Ms Mogin estimates that she spends around $ 600 a month on Julian’s daycare, with each day costing around $ 50.
“It’s definitely more expensive for me to go back to the office,” she said.
Then there’s pet insurance for $ 50 per month, $ 15 for nail trimming every four weeks, and $ 140 for a six-month supply of flea and tick medication, as well as food, toys, and vet visits.
She once had to rush Julian to the vet because he couldn’t stop throwing up (he has since recovered), and the bill was $ 791. Pet insurance reimbursed $ 482, but it still left him with an unexpected cost of $ 309.
“It’s totally worth it, I love it so much,” Ms. Mogin said. “I look at him and I am happy. He has this cute little trot when we walk.
A June survey of American Pet Products Association found that spending on pets has increased overall since the start of the pandemic. About 35% of pet owners in the United States said they spent more money on their pets in the past 12 months than in the previous year.
Pet sitting companies have been a huge beneficiary of these expenses.

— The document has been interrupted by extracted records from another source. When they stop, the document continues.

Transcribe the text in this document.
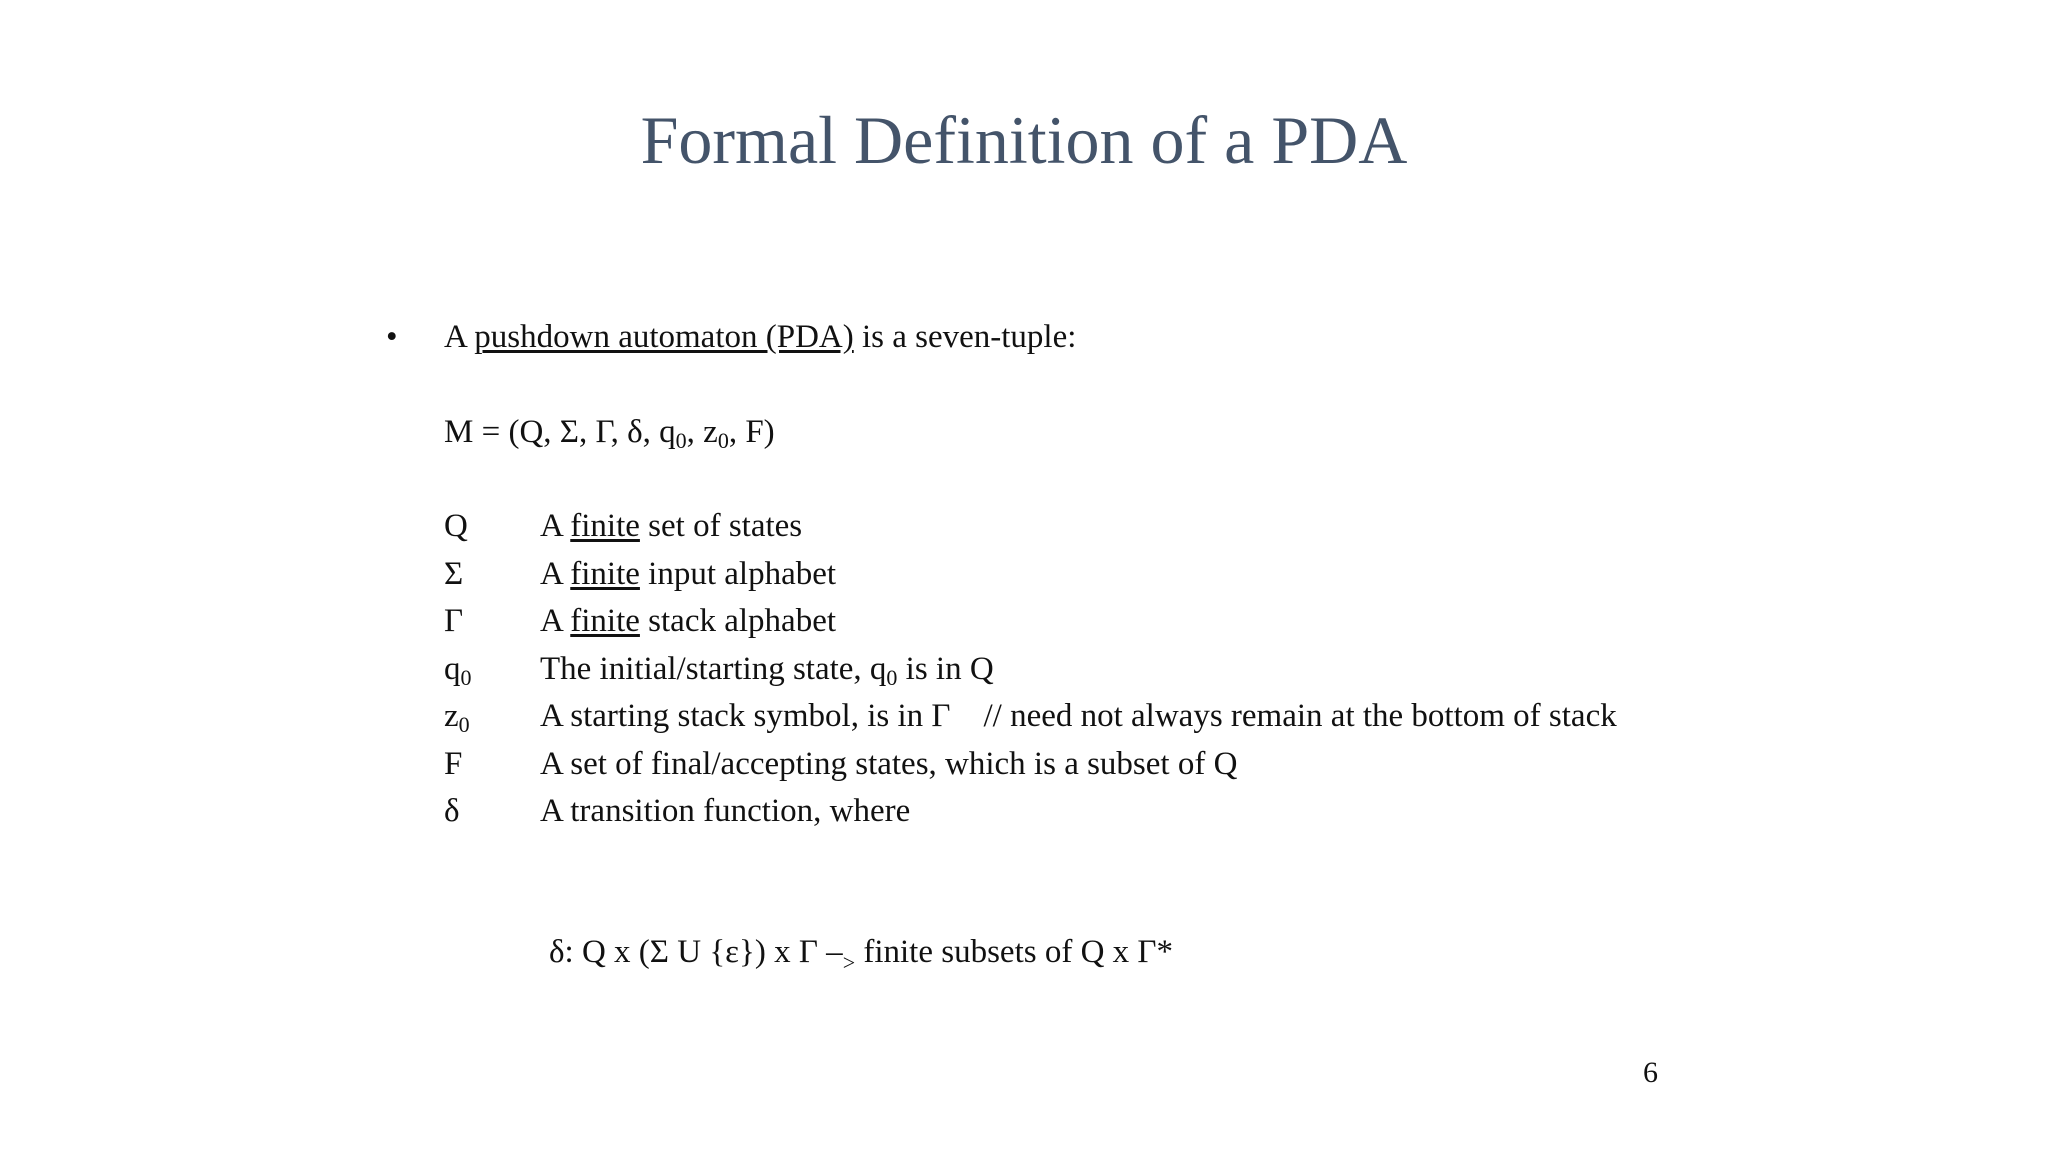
Formal Definition of a PDA
• A pushdown automaton (PDA) is a seven-tuple:
M = (Q, Σ, Γ, δ, $q_0$, $z_0$, F)
Q A finite set of states
Σ A finite input alphabet
Γ A finite stack alphabet
$q_0$ The initial/starting state, $q_0$ is in Q
$z_0$ A starting stack symbol, is in Γ    // need not always remain at the bottom of stack
F A set of final/accepting states, which is a subset of Q
δ A transition function, where
δ: Q x (Σ U {ε}) x Γ $-_>$ finite subsets of Q x Γ*
6
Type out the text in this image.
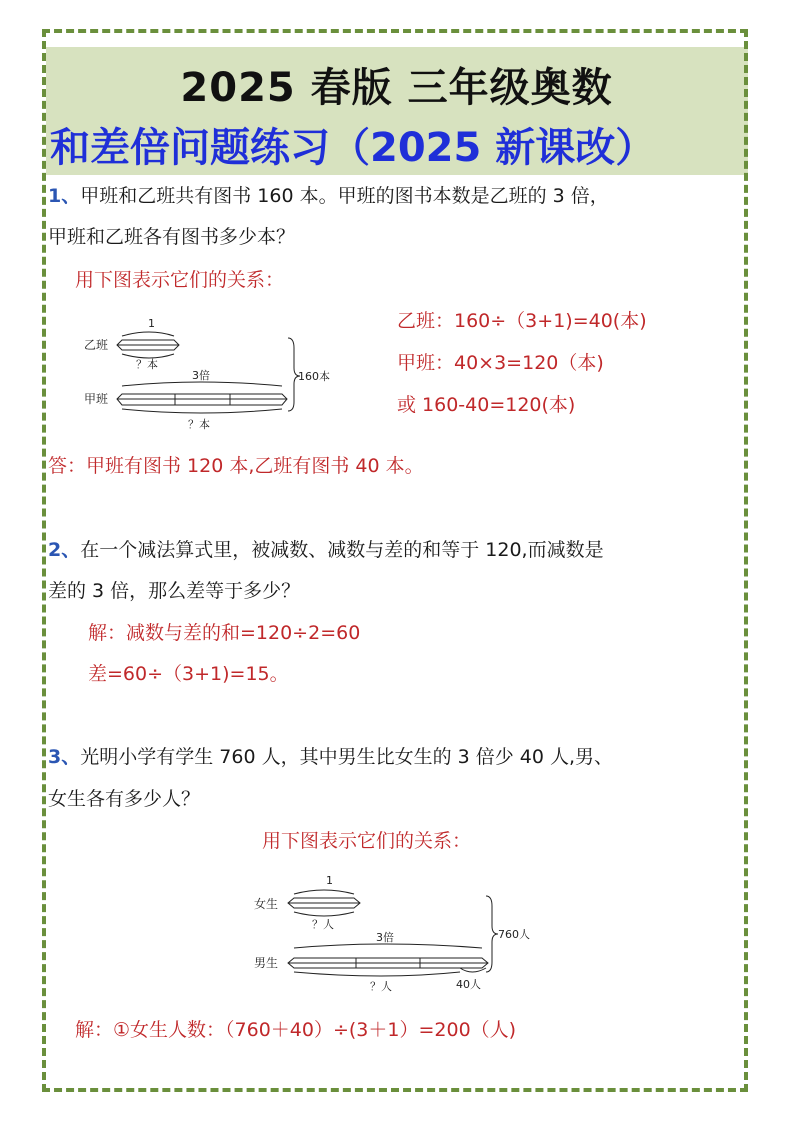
2025 春版 三年级奥数
和差倍问题练习（2025 新课改）
1、甲班和乙班共有图书 160 本。甲班的图书本数是乙班的 3 倍，
甲班和乙班各有图书多少本？
用下图表示它们的关系：
乙班
1
？本
3倍
甲班
？本
160本
乙班：160÷（3+1)=40(本)
甲班：40×3=120（本)
或 160-40=120(本)
答：甲班有图书 120 本,乙班有图书 40 本。
2、在一个减法算式里，被减数、减数与差的和等于 120,而减数是
差的 3 倍，那么差等于多少？
解：减数与差的和=120÷2=60
差=60÷（3+1)=15。
3、光明小学有学生 760 人，其中男生比女生的 3 倍少 40 人,男、
女生各有多少人？
用下图表示它们的关系：
女生
1
？人
3倍
男生
？人	40人
760人
解：①女生人数：（760＋40）÷(3＋1）=200（人)
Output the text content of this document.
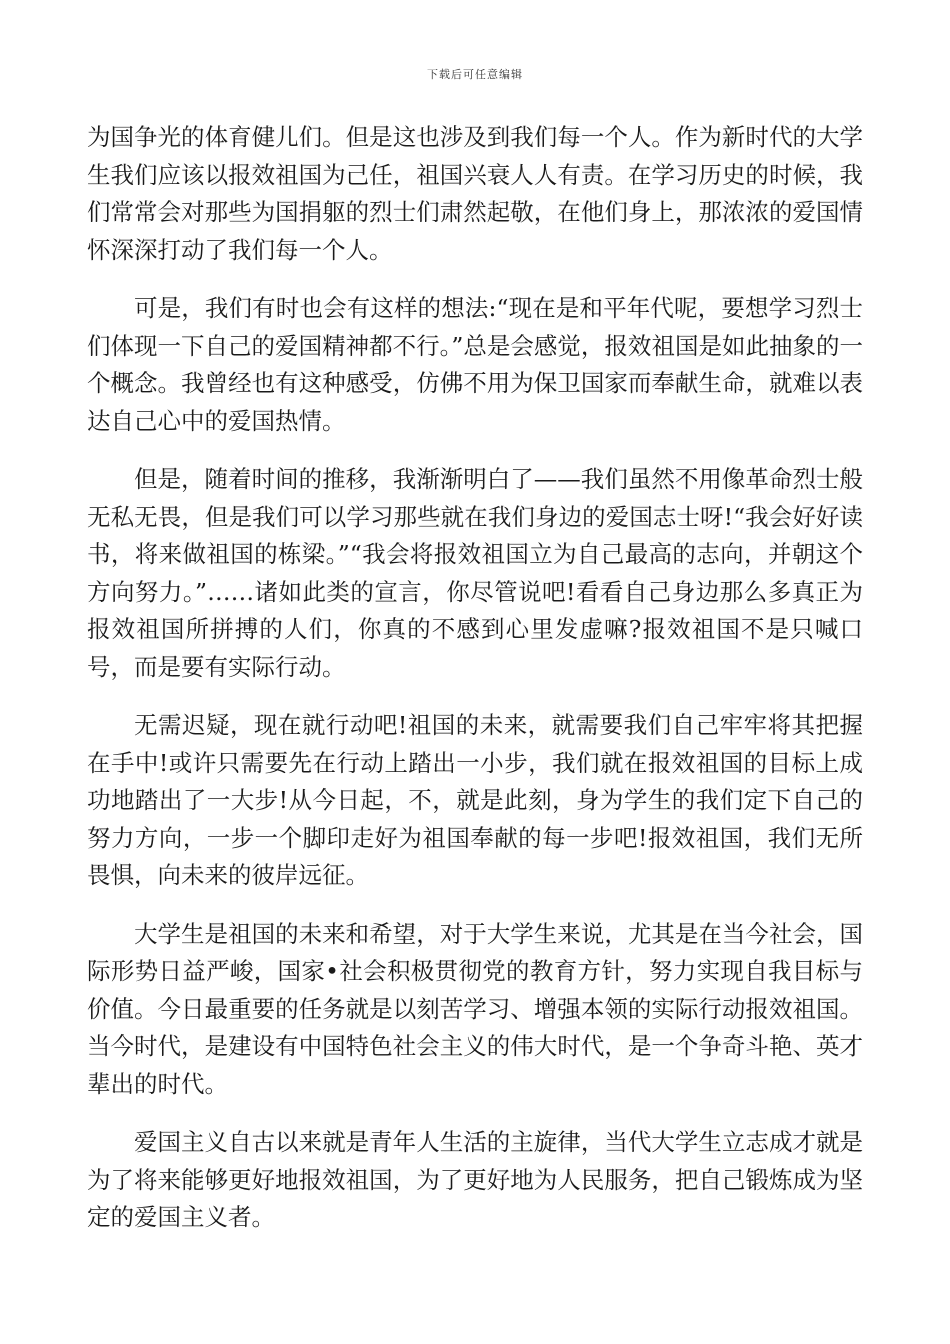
下载后可任意编辑

为国争光的体育健儿们。但是这也涉及到我们每一个人。作为新时代的大学生我们应该以报效祖国为己任，祖国兴衰人人有责。在学习历史的时候，我们常常会对那些为国捐躯的烈士们肃然起敬，在他们身上，那浓浓的爱国情怀深深打动了我们每一个人。

可是，我们有时也会有这样的想法:“现在是和平年代呢，要想学习烈士们体现一下自己的爱国精神都不行。”总是会感觉，报效祖国是如此抽象的一个概念。我曾经也有这种感受，仿佛不用为保卫国家而奉献生命，就难以表达自己心中的爱国热情。

但是，随着时间的推移，我渐渐明白了——我们虽然不用像革命烈士般无私无畏，但是我们可以学习那些就在我们身边的爱国志士呀!“我会好好读书，将来做祖国的栋梁。”“我会将报效祖国立为自己最高的志向，并朝这个方向努力。”……诸如此类的宣言，你尽管说吧!看看自己身边那么多真正为报效祖国所拼搏的人们，你真的不感到心里发虚嘛?报效祖国不是只喊口号，而是要有实际行动。

无需迟疑，现在就行动吧!祖国的未来，就需要我们自己牢牢将其把握在手中!或许只需要先在行动上踏出一小步，我们就在报效祖国的目标上成功地踏出了一大步!从今日起，不，就是此刻，身为学生的我们定下自己的努力方向，一步一个脚印走好为祖国奉献的每一步吧!报效祖国，我们无所畏惧，向未来的彼岸远征。

大学生是祖国的未来和希望，对于大学生来说，尤其是在当今社会，国际形势日益严峻，国家•社会积极贯彻党的教育方针，努力实现自我目标与价值。今日最重要的任务就是以刻苦学习、增强本领的实际行动报效祖国。当今时代，是建设有中国特色社会主义的伟大时代，是一个争奇斗艳、英才辈出的时代。

爱国主义自古以来就是青年人生活的主旋律，当代大学生立志成才就是为了将来能够更好地报效祖国，为了更好地为人民服务，把自己锻炼成为坚定的爱国主义者。
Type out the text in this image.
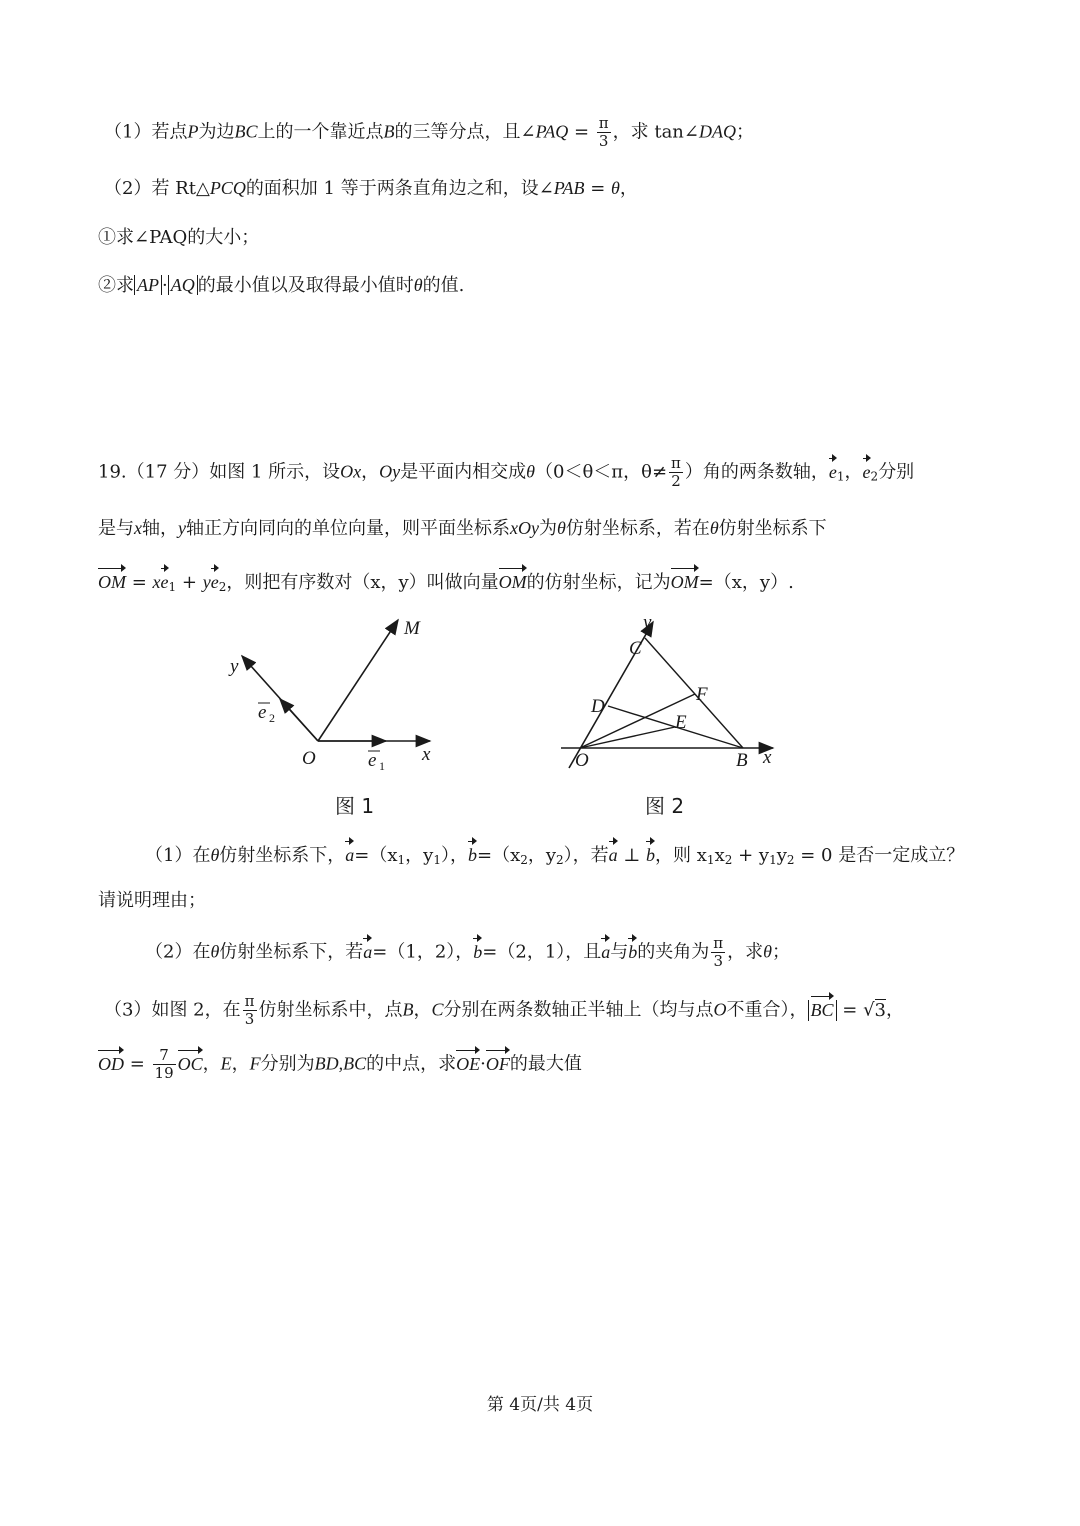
（1）若点P为边BC上的一个靠近点B的三等分点，且∠PAQ = $\frac{\pi}{3}$ ，求 tan∠DAQ；
（2）若 Rt△PCQ的面积加 1 等于两条直角边之和，设∠PAB = θ，
①求∠PAQ的大小；
②求 AP · AQ 的最小值以及取得最小值时θ的值.
19.（17 分）如图 1 所示，设Ox，Oy是平面内相交成θ（0＜θ＜π，$\theta\ne \frac{\pi}{2}$ ）角的两条数轴，$e_1$，$e_2$分别
是与x轴，y轴正方向同向的单位向量，则平面坐标系xOy为θ仿射坐标系，若在θ仿射坐标系下
OM = $xe_1 + ye_2$，则把有序数对（x，y）叫做向量OM的仿射坐标，记为OM=（x，y）.
y
M
e 2
O	e 1
x
图 1
y
C
D
F
E
O	B x
图 2
（1）在θ仿射坐标系下，$a=(x_1$，$y_1$），$b=(x_2$，$y_2$），若a ⊥ b，则 $x_1x_2 + y_1y_2 = 0$ 是否一定成立？
请说明理由；
（2）在θ仿射坐标系下，若a=（1，2），b=（2，1），且a与b的夹角为 $\frac{\pi}{3}$ ，求θ；
（3）如图 2，在 $\frac{\pi}{3}$ 仿射坐标系中，点B，C分别在两条数轴正半轴上（均与点O不重合）， BC = √3，
OD = $\frac{7}{19}$ OC，E，F分别为BD,BC的中点，求OE·OF的最大值
第 4页/共 4页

The phone at the Pups & Pals Pet Lounge in Austin, Texas rings at least 10 times a day with calls from new potential customers, according to DeDe Lally, the owner of its two locations.
“We have 250 names on our waiting list at each location, a total of 500 names that aren’t our customers but want to be,” she says. “It’s just exploding right now.”
At Animal Loving Care in Brooklyn, the waiting list is 70 animals long, according to owner Adrienne Preuss.
“We are a small day care center,” says Preuss. “We are at the maximum every day. “
It’s a similar story across town at Harlem Doggie Day Spa, where owner Brian Taylor says business is booming and dog owners all seem to want three to five days of care a week, matching the readjusted attendance in the new world of hybrid work. .
“I am struggling to find new employees,” said Mr. Taylor.
The hunt for labor is one of the ways the pet care industry is affected by the broader stresses over the economic recovery.
At a time when supply chain disruptions have resulted in shortages of everything from furniture to golf clubs, pet food supplies are also under pressure, according to Dana Brooks, president and CEO of Pet Food. Institute.
The average dog owner spent $ 287 on food last year, up from $ 259 in 2018, according to the The latest survey from the American Pet Products Association.
Despite the costs, Ms. Hendrix does not regret buying Bowie. She would buy another dog if her building allowed it.
“I’m already wondering if we can clone it,” she said.